Our General Assembly created a system for referring contract disputes with relatively small economic stakes to fact finders so that the courts could better focus on larger, more complicated matters that tended to languish on the docket. Although maximum judicial efficiency is a worthy pursuit which the fact finder *400referral program helps to advance, some of the legislators debating its passage raised a significant concern, namely, that it would create a two-tiered system of justice whereby some litigants are deprived of a day in court, sending the message that their cases are perceived as unimportant. See, e.g., 24 S. Proc., Pt. 11,1981 Sess., p. 3592, remarks of Senator Myron R. Bailen; id., p. 3595, remarks of Senator Howard T. Owens, Jr. The hearing on objections is an important safeguard which serves to prevent this circumstance, and it must not be disregarded.
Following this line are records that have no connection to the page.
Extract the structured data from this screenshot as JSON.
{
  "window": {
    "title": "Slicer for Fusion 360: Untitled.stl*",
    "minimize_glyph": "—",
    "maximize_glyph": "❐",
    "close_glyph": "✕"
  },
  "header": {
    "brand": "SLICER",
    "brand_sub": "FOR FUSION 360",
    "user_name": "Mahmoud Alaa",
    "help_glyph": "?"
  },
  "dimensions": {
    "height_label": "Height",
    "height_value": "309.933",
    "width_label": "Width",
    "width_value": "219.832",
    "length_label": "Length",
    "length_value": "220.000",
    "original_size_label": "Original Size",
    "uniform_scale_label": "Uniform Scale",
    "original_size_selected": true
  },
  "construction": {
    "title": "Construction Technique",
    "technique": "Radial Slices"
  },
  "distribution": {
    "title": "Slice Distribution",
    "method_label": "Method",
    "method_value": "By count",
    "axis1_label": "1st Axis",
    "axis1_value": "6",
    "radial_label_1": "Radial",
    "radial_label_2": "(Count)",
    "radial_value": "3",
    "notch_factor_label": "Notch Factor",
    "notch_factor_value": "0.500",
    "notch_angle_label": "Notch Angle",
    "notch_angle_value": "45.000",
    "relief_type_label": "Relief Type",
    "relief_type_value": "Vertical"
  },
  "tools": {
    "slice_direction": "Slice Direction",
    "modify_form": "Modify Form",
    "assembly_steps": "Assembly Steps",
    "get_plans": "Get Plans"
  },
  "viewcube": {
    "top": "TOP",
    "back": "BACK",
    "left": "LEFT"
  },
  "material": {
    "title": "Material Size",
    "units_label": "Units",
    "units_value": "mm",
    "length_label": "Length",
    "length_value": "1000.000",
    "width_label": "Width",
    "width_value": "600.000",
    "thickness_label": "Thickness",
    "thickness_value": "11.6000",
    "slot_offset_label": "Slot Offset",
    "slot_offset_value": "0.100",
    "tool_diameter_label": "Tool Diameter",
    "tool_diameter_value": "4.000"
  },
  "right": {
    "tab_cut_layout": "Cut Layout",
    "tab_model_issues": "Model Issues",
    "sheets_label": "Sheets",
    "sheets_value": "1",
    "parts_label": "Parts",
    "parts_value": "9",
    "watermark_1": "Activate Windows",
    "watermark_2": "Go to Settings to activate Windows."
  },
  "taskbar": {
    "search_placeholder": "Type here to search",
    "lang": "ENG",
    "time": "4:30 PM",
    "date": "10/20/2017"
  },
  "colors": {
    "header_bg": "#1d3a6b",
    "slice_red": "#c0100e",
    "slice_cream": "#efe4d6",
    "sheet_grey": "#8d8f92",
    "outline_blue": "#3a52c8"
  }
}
The judgment is reversed and the case is remanded for a hearing on the defendant’s objections to the fact finder’s report, after which the court may take any of the actions specified in Practice Book § 23-58.

In this opinion the other judges concurred.

Because the defendant’s third claim is dispositive, we do not reach its first and second claims.

The plaintiff alleged breach of contract and, alternatively, unjust enrichment.

In its counterclaim, the defendant alleged that the plaintiff' had materially breached the parties’ contract first, thereby excusing the defendant’s performance.

The statutory counterpart to Practice Book § 23-58 provides similar options for a court’s disposition of a fact finder’s report, but instead of explicitly contemplating a hearing on objections, provides that “[t]he parties may file objections to the acceptance of the finding of fact in accordance with rules established by the judges of the Superior Court. . . .” General Statutes § 52-549s.